"Weiser Mann" Olli Dallilahmer: Tage, an denen ich mich wie eine Fliese fühle

Wir kennen sie alle: Die Tage, an denen wir uns wie eine Fliesen in einem Mosaik in der Waschküche unserer Eltern oder von Tante Thea fühlen. Wir sind am Boden, man tritt auf uns herum, sind einbetoniert in die Zwänge unseres Umfeldes, können nicht raus und nicht um Hilfe schreien, denn die  alte Waschmaschine läuft, die mit ihrem lauten Rattern des mittlerweile unrunden Getriebes alles in die Ecke brüllt. Hoffnungslosigkeit lutscht uns den letzten Deut Energie aus dem Mark und würgt uns ins Gesicht: Du bist am Ende! Hier geht nichts mehr. Füg dich endlich in deine Fugen, pass die ich an und kämpfe nicht mehr, denn die Säge, die dich in dieses Muster geschnitten hat, liegt längst auf dem Schutt!
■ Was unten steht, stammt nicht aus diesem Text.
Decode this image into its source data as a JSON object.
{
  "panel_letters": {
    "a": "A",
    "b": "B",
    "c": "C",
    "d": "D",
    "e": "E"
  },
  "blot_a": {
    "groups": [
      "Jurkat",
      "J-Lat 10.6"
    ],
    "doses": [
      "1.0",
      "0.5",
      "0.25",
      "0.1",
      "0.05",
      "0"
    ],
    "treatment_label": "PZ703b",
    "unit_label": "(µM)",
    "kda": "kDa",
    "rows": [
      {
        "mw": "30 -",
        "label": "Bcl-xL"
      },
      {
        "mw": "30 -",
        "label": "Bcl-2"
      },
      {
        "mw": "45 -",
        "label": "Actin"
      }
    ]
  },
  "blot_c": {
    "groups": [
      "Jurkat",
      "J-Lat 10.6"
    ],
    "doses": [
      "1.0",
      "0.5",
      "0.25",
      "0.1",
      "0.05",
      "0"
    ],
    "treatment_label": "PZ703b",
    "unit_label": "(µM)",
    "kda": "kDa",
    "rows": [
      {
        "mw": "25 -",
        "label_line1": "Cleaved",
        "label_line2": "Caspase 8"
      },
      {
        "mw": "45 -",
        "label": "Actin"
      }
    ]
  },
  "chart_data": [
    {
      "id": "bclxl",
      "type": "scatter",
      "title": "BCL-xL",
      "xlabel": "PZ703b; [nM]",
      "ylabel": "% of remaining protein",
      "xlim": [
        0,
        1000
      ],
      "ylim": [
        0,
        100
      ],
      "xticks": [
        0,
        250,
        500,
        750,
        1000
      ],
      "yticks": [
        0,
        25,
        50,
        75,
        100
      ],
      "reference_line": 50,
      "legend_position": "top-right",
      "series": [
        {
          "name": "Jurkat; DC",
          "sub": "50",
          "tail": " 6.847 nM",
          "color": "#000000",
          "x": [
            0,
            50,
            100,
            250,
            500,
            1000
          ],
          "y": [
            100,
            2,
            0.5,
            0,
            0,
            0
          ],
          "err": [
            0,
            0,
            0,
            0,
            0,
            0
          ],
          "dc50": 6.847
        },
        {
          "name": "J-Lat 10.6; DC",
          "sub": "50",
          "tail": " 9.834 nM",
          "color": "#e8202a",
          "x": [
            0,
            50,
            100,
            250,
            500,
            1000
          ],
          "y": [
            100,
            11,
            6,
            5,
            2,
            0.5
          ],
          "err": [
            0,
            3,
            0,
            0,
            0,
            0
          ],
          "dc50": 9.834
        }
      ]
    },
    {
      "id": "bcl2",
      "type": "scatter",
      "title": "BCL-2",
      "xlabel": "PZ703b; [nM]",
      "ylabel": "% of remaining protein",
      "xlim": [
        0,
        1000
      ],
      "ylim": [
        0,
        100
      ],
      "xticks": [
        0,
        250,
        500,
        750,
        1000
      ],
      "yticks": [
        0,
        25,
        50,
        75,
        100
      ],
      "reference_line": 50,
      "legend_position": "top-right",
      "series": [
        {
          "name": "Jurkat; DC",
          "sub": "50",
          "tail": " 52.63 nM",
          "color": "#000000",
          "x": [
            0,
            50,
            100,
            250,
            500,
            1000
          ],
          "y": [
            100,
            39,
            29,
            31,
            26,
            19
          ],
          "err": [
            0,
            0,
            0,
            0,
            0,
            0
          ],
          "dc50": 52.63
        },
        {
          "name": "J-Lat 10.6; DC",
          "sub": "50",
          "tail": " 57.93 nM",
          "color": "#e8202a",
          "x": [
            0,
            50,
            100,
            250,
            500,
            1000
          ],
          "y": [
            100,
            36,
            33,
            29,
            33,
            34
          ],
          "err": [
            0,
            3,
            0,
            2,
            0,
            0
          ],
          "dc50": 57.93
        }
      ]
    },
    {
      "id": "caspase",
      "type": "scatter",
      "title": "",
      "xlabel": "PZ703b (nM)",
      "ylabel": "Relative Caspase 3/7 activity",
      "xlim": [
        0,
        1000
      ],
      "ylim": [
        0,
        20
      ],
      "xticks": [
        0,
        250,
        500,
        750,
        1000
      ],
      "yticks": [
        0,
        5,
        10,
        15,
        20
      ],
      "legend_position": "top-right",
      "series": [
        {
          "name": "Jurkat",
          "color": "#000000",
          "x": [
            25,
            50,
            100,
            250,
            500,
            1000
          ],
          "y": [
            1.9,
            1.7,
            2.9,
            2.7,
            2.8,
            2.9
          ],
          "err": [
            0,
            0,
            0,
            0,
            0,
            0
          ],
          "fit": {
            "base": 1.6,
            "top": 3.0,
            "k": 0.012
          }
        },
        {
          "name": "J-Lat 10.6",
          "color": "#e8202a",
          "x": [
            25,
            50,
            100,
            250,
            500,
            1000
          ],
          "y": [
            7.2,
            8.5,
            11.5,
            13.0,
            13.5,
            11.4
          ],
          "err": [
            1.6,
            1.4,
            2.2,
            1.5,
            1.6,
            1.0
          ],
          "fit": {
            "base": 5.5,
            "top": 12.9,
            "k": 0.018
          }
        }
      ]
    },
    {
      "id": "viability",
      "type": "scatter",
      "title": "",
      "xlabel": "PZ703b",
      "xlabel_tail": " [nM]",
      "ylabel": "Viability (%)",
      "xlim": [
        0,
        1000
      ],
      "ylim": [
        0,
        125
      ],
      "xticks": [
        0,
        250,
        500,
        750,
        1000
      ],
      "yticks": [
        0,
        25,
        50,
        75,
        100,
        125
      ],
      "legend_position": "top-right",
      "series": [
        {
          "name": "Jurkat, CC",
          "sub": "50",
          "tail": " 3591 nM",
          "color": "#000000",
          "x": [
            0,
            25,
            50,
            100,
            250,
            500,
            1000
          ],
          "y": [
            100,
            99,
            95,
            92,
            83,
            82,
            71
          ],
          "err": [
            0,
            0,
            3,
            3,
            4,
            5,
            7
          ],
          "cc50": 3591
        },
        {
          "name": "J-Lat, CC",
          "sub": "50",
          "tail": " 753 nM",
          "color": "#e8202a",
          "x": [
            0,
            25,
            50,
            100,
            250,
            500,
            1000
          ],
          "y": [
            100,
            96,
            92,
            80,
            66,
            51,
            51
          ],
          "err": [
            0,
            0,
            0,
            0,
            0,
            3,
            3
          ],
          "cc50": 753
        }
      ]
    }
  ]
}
Schweiß könnte dir vor der Stirn stehen, wärst du nicht eine Fliese. Und dann im tiefsten Tal deiner Gefühle kommt Agata, Agata aus Polen mit ihrem feuchten Lappen, kommt wie eine Samariterin, die sich um die Ärmsten der Armen kümmert und wischt dir mit ihrem Microfasertuch über das bleiche Gesicht, wischt dir den Schweiß ab, den nur du fühlen kannst, und du spürst das Kühle, das Erfrischende, spürst, dass Agata voller Liebe ist und dass sie dich heilt, dass sie deine Wunden kühlt, dass sie dir Kraft gibt. Agata. Es ist Mittwoch, 13 Uhr. Du strahlst von neuem Glanz und bist bereits, eine Woche auszuharren in Geduld und Demut. Als Agata den Inhalt ihres Eimer in den Abguss gespült hat, versuchst du lächeln. Agata schaut noch einmal liebevoll auf die getane Arbeit und spürt dein Strahlen, dein Strahlen voller Reinheit, das man nicht einfach so wegwischen könnte.
Du zählst schon jetzt die Minuten und Stunden bis zum nächsten Mittwoch; du hast die Kraft dazu. Und die Kraft, da zu bleiben, wo du bist.